I think my explanation skills are getting from bad to worse. When people ask me "why",I have to think for a very long while. Most of the time it's just that I don't want to tell the whole truth but neither do I want to lie. So there is like this awkward silence when my friends wait for me to answer while I think. LOL. And yea,this just happens with those in SAJC,since they don't know me well :D
Ahhh. I just got to know that Ann quitted jc life already. I have to admit that I am rather disappointed. During our sec4 days,we used to talk about going to the JCs of our choice,subjects we were going to take,life we were going to lead. Yea...so when I got to know that she quit the race because she can't cope with the mugging lifestyle,I was rather shocked. But oh well...I just hope that this is the right choice for her.

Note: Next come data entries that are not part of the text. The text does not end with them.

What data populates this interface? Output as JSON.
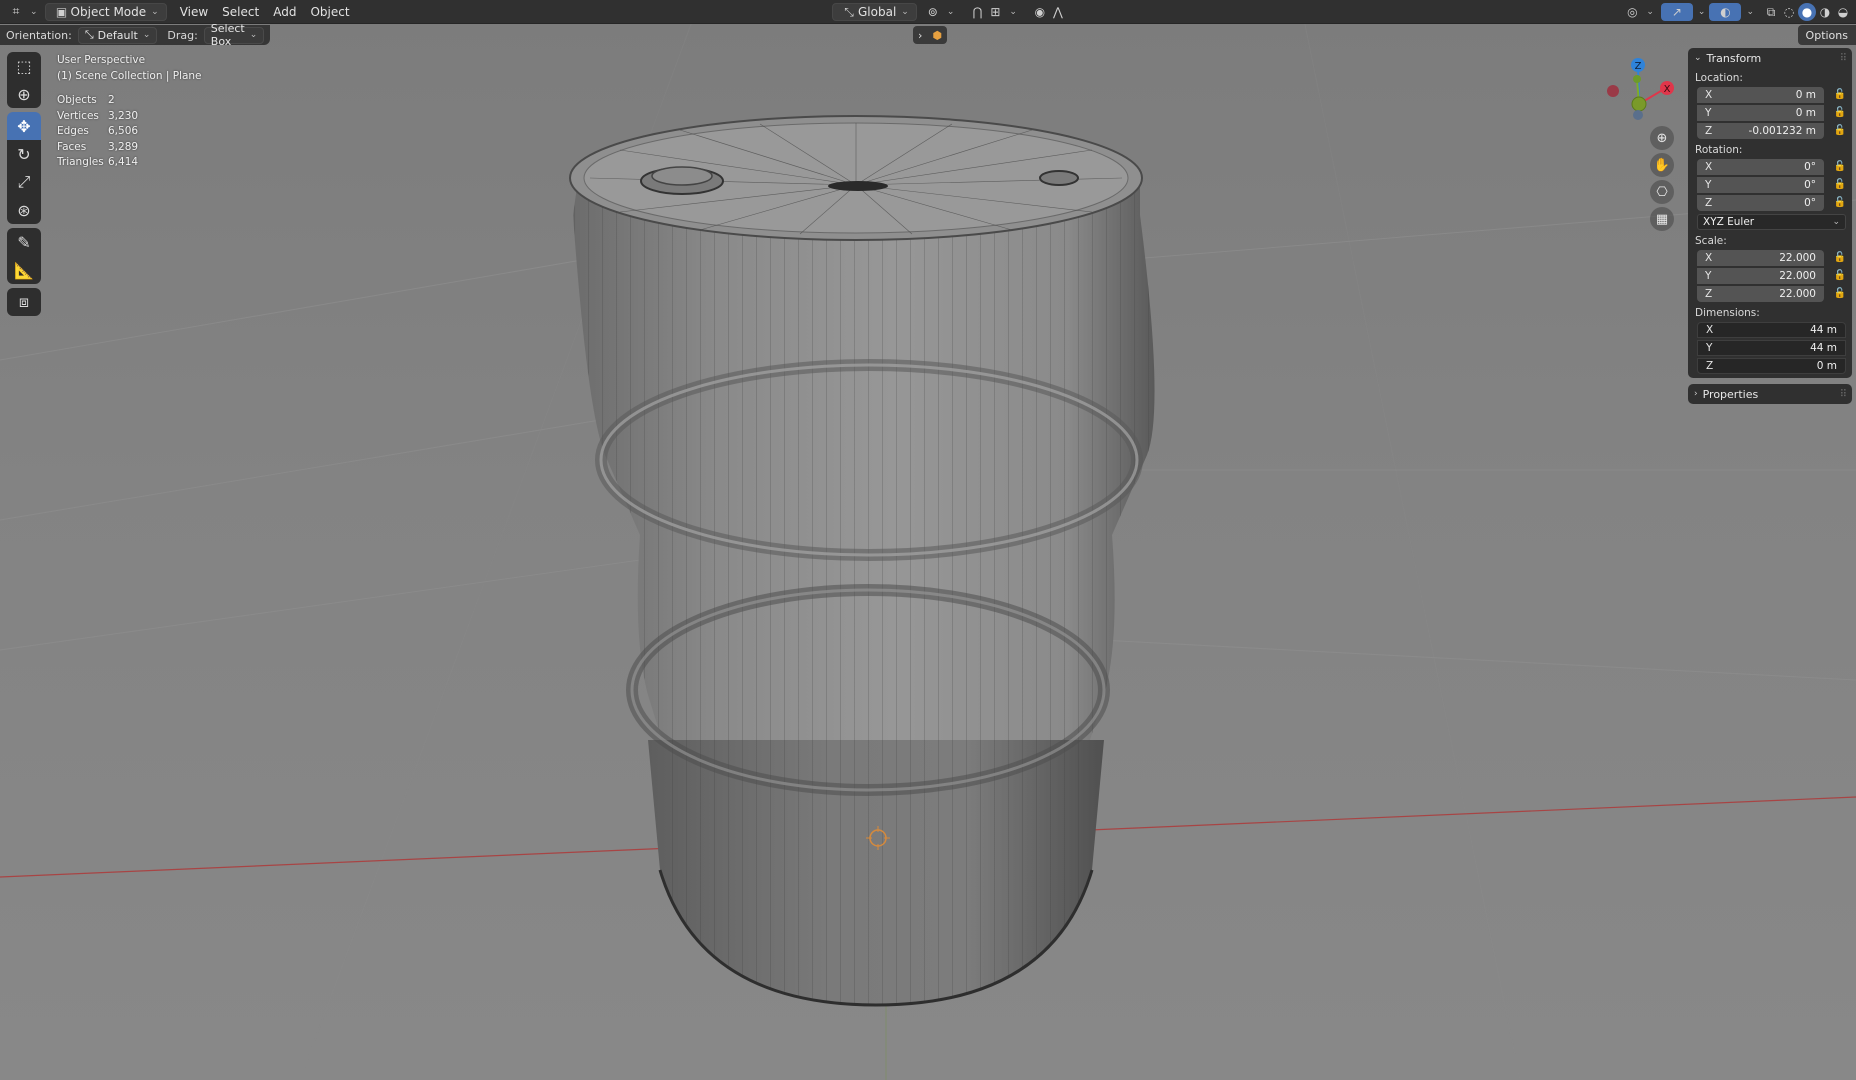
{
  "header": {
    "editor_type_icon": "axes-icon",
    "mode": "Object Mode",
    "menus": [
      "View",
      "Select",
      "Add",
      "Object"
    ],
    "transform_orientation": "Global"
  },
  "tool_settings": {
    "orientation_label": "Orientation:",
    "orientation_value": "Default",
    "drag_label": "Drag:",
    "drag_value": "Select Box",
    "options_label": "Options"
  },
  "left_tools": [
    "select-box",
    "cursor",
    "move",
    "rotate",
    "scale",
    "transform",
    "annotate",
    "measure",
    "add-cube"
  ],
  "overlay": {
    "view_name": "User Perspective",
    "collection": "(1) Scene Collection | Plane",
    "stats": [
      {
        "label": "Objects",
        "value": "2"
      },
      {
        "label": "Vertices",
        "value": "3,230"
      },
      {
        "label": "Edges",
        "value": "6,506"
      },
      {
        "label": "Faces",
        "value": "3,289"
      },
      {
        "label": "Triangles",
        "value": "6,414"
      }
    ]
  },
  "gizmo": {
    "z_label": "Z",
    "x_label": "X",
    "colors": {
      "x": "#e0364a",
      "y": "#7dac2a",
      "z": "#2f83d9"
    }
  },
  "npanel": {
    "transform_title": "Transform",
    "location_label": "Location:",
    "location": [
      {
        "axis": "X",
        "value": "0 m"
      },
      {
        "axis": "Y",
        "value": "0 m"
      },
      {
        "axis": "Z",
        "value": "-0.001232 m"
      }
    ],
    "rotation_label": "Rotation:",
    "rotation": [
      {
        "axis": "X",
        "value": "0°"
      },
      {
        "axis": "Y",
        "value": "0°"
      },
      {
        "axis": "Z",
        "value": "0°"
      }
    ],
    "rotation_mode": "XYZ Euler",
    "scale_label": "Scale:",
    "scale": [
      {
        "axis": "X",
        "value": "22.000"
      },
      {
        "axis": "Y",
        "value": "22.000"
      },
      {
        "axis": "Z",
        "value": "22.000"
      }
    ],
    "dimensions_label": "Dimensions:",
    "dimensions": [
      {
        "axis": "X",
        "value": "44 m"
      },
      {
        "axis": "Y",
        "value": "44 m"
      },
      {
        "axis": "Z",
        "value": "0 m"
      }
    ],
    "properties_title": "Properties"
  },
  "colors": {
    "active_tool": "#4772b3",
    "x_axis_line": "#b24040"
  }
}
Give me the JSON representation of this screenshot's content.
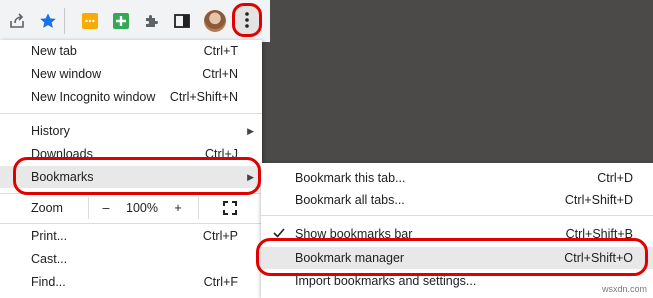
{
  "colors": {
    "highlight_ring": "#e00000",
    "menu_bg": "#ffffff",
    "dark_background": "#4b4a48",
    "star": "#1a73e8",
    "extension_yellow": "#f9ab00",
    "extension_green": "#34a853"
  },
  "toolbar": {
    "icons": [
      "share-icon",
      "bookmark-star-icon",
      "extension-yellow-icon",
      "extension-green-plus-icon",
      "puzzle-extensions-icon",
      "side-panel-icon",
      "profile-avatar",
      "kebab-menu-icon"
    ]
  },
  "main_menu": {
    "new_tab": {
      "label": "New tab",
      "shortcut": "Ctrl+T"
    },
    "new_window": {
      "label": "New window",
      "shortcut": "Ctrl+N"
    },
    "new_incognito": {
      "label": "New Incognito window",
      "shortcut": "Ctrl+Shift+N"
    },
    "history": {
      "label": "History"
    },
    "downloads": {
      "label": "Downloads",
      "shortcut": "Ctrl+J"
    },
    "bookmarks": {
      "label": "Bookmarks"
    },
    "zoom": {
      "label": "Zoom",
      "minus": "–",
      "level": "100%",
      "plus": "+"
    },
    "print": {
      "label": "Print...",
      "shortcut": "Ctrl+P"
    },
    "cast": {
      "label": "Cast..."
    },
    "find": {
      "label": "Find...",
      "shortcut": "Ctrl+F"
    }
  },
  "bookmarks_submenu": {
    "bookmark_this_tab": {
      "label": "Bookmark this tab...",
      "shortcut": "Ctrl+D"
    },
    "bookmark_all_tabs": {
      "label": "Bookmark all tabs...",
      "shortcut": "Ctrl+Shift+D"
    },
    "show_bookmarks_bar": {
      "label": "Show bookmarks bar",
      "shortcut": "Ctrl+Shift+B",
      "checked": true
    },
    "bookmark_manager": {
      "label": "Bookmark manager",
      "shortcut": "Ctrl+Shift+O"
    },
    "import": {
      "label": "Import bookmarks and settings..."
    }
  },
  "watermark": "wsxdn.com"
}
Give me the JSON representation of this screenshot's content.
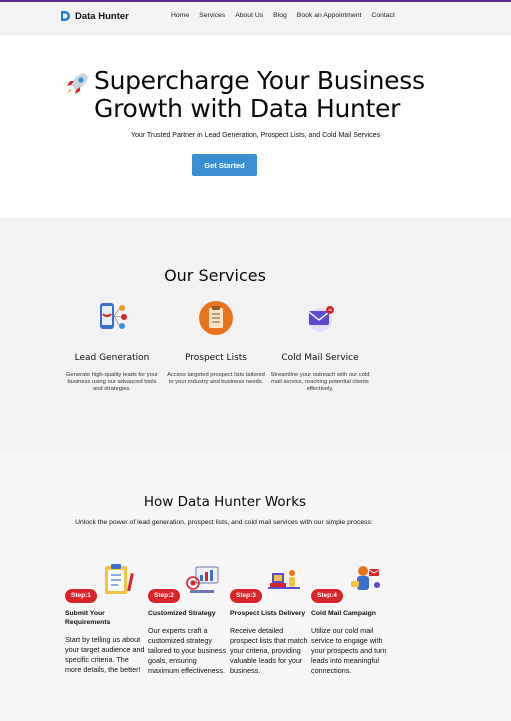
{
  "brand": {
    "name": "Data Hunter",
    "accent": "#3a8fd3"
  },
  "nav": {
    "items": [
      "Home",
      "Services",
      "About Us",
      "Blog",
      "Book an Appointment",
      "Contact"
    ]
  },
  "hero": {
    "title": "Supercharge Your Business Growth with Data Hunter",
    "subtitle": "Your Trusted Partner in Lead Generation, Prospect Lists, and Cold Mail Services",
    "cta": "Get Started"
  },
  "services": {
    "title": "Our Services",
    "items": [
      {
        "icon": "lead-generation-icon",
        "title": "Lead Generation",
        "text": "Generate high-quality leads for your business using our advanced tools and strategies."
      },
      {
        "icon": "prospect-list-icon",
        "title": "Prospect Lists",
        "text": "Access targeted prospect lists tailored to your industry and business needs."
      },
      {
        "icon": "cold-mail-icon",
        "title": "Cold Mail Service",
        "text": "Streamline your outreach with our cold mail service, reaching potential clients effectively."
      }
    ]
  },
  "works": {
    "title": "How Data Hunter Works",
    "intro": "Unlock the power of lead generation, prospect lists, and cold mail services with our simple process:",
    "steps": [
      {
        "badge": "Step:1",
        "icon": "clipboard-icon",
        "title": "Submit Your Requirements",
        "text": "Start by telling us about your target audience and specific criteria. The more details, the better!"
      },
      {
        "badge": "Step:2",
        "icon": "strategy-icon",
        "title": "Customized Strategy",
        "text": "Our experts craft a customized strategy tailored to your business goals, ensuring maximum effectiveness."
      },
      {
        "badge": "Step:3",
        "icon": "delivery-icon",
        "title": "Prospect Lists Delivery",
        "text": "Receive detailed prospect lists that match your criteria, providing valuable leads for your business."
      },
      {
        "badge": "Step:4",
        "icon": "campaign-icon",
        "title": "Cold Mail Campaign",
        "text": "Utilize our cold mail service to engage with your prospects and turn leads into meaningful connections."
      }
    ]
  },
  "colors": {
    "step_badge": "#d9252a",
    "button": "#3a8fd3",
    "section_bg": "#f2f2f2"
  }
}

Why are my history teachers so cute?!! LOL. In secondary school,Mr Chin was always there with his .... I don't know. I just find that his way of talking always makes me smile. And now,this Mr Wee is equally .... with his um chio. Oh well,whatever it is,I just hope that this Mr Wee is as helpful as Mr Chin was. 'Cause my history really sucks right now. I am FAILING. All my subjects,actually. Yes,I know I suck. -SIGH-
I find that I am really unsure of what has truly happened. Has it all been wishful thinking on my part? If that is so,then it is really devastating. And what was with all that talk about my future? Are you really concerned about it? I mean,yea you should be,but until what extent? Why should I be so confused over your actions and speech? Because after what I have discovered about you,I realised that I don't know you at all. Argh. I don't want to think about it anymore. It's just going to make me more depressed.
When has family become so important to me? Every time they leave me to go somewhere else,there is this horrible feeling that I really don't like. It feels too empty,too strange,too cold. I hate it. Why had I ever thought that I would want to live alone,separate from them? NO! I won't be able to survive. At the very least,I need someone else with me. And if it's just a friend,I will probably be homesick most of the time. lol. Guess I am not the hostel type after all. Hahaha.